Thursday, November 22, 2007

`A Strange Vacancy in the Afternoon Light'

A French computational and applied mathematics professor whose office is down the hall stopped me on Monday and asked if I could explain Thanksgiving Day. Over the last year I have become his unofficial interpreter – not of language, for his English is flawless, but of American culture and folkways. I began with a digression on religious persecution, the Pilgrims, the Wampanoags, tough New England winters and the proto-Thanksgiving gorgefest, and from there the conversation ranged from cranberry sauce to genocide.

“So, the Indians saved the Pilgrims’ lives and the Indians are killed and this is why you have a holiday with large meals?” Jean-David asked, reasonably.

“The short answer is yes,” I said. “The long answer is, everything Americans do is riddled with contradiction. Don’t look for purity.”

My friend scratched his crewcut, wished me “Happy Thanksgiving,” and walked back to his office – another triumph for international relations. Despite sentimentality and the poultry lobby, Thanksgiving will always remain a second-tier holiday, one that has not fared well in a secular age, and for these reasons I work hard to enjoy it. A day off from work, yes. Good food and lots of it, yes. An occasion for formally reviewing one’s reasons for gratitude, of course. But I dislike parades, football and ersatz bonhomie, so what does that leave me?

A writer I admire, Verlyn Klinkenborg, has a partial answer. Since I read his first book, Making Hay, more than 20 years ago, I’ve loyally followed his work, which nicely balances the poetic and the journalistic, Thoreau and A.J. Liebling. He is E.B. White without the ickiness. In 1991, I wrote an enthusiastic review of The Last Fine Time. Since 1997 he has been a member of the editorial board at The New York Times.

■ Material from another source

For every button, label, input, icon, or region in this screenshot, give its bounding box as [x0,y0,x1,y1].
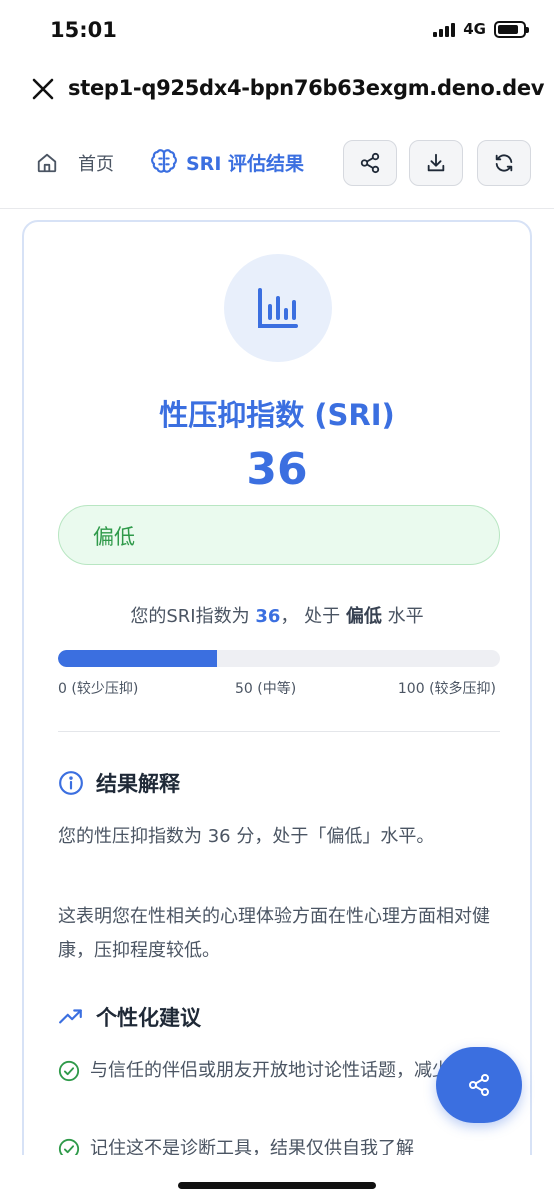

Klinkenborg lives in rural Columbia County, not far from where I lived in upstate New York for almost 19 years. In 2003 he published The Rural Life, a collection of Times pieces about life on his farm, arranged around the cycle of the seasons. Here’s Klinkenborg on Thanksgiving Day:

“Sitting down to the big meal seems like the crux of Thanksgiving, but it really comes a couple of hours later. The pumpkin pie is gone, the dishes are done, the dogs and overnight guests are napping, and there’s a strange vacancy in the afternoon light. For a moment the year halts, a moment when the wakeful aren’t quite sure what to do with themselves. In that instant, that hollow in time, you find yourself listening to the unnatural stillness of the afternoon, pausing to look closely at the world around you. That’s all the celebration necessary on this most modest, most poignant of days.”

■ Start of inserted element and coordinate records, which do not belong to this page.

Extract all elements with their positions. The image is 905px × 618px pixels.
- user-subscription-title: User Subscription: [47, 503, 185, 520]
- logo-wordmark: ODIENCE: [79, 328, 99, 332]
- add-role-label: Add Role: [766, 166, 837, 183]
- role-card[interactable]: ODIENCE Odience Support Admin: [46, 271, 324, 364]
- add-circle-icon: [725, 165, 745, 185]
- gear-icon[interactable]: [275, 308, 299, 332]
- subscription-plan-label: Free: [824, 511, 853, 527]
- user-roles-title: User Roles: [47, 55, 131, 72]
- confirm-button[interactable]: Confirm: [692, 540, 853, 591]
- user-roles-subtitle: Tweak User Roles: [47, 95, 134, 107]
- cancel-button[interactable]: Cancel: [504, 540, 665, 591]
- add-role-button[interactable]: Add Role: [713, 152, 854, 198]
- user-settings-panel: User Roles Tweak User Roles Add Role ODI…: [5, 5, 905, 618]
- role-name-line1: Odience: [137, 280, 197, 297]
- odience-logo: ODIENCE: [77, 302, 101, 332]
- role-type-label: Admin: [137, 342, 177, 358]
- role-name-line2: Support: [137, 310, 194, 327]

Klinkenborg is refreshingly accepting of Thanksgiving as it’s sold to us – no sermons on materialism and overindulgence. Without a mention of giving thanks, he suggests – “pausing to look closely at the world around you” – that counting our blessings might be in order. And when he writes of “a strange vacancy in the afternoon light,” I recognize it because I’ve seen it and because I’ve read Emily Dickinson:

“There's a certain slant of light,
On winter afternoons
That oppresses, like the weight
Of cathedral tunes.”

On Wednesday, Joseph Epstein had a good piece about Thanksgiving in the Wall Street Journal. Here’s a taste, which I heartily second:

“I wish the poet W. H. Auden were still alive, so that he might be at the same table where I eat my Thanksgiving dinner. Auden, I think, nicely captured the spirit of Thanksgiving when he wrote that, in prayer, it is best to get the begging part over with quickly and get on to the gratitude part. He also wrote, `let all your thinks be thanks.’

“To be living in a prosperous and boundlessly interesting country, at a time of high technological achievement, and of widening tolerance -- much to be thankful for here. ‘Wystan,’ I'd like to tell the poet, `you got it right, kid. Now how about a drumstick.’”

2 comments:

Art Durkee said...

This is the best analysis of Thanksgiving I've read in years.

Thank you!

Anonymous said...

Lovely Klinkenborg quote. Incidentally, the very next book on my list is The Last Fine Time, one I'm really looking forward to.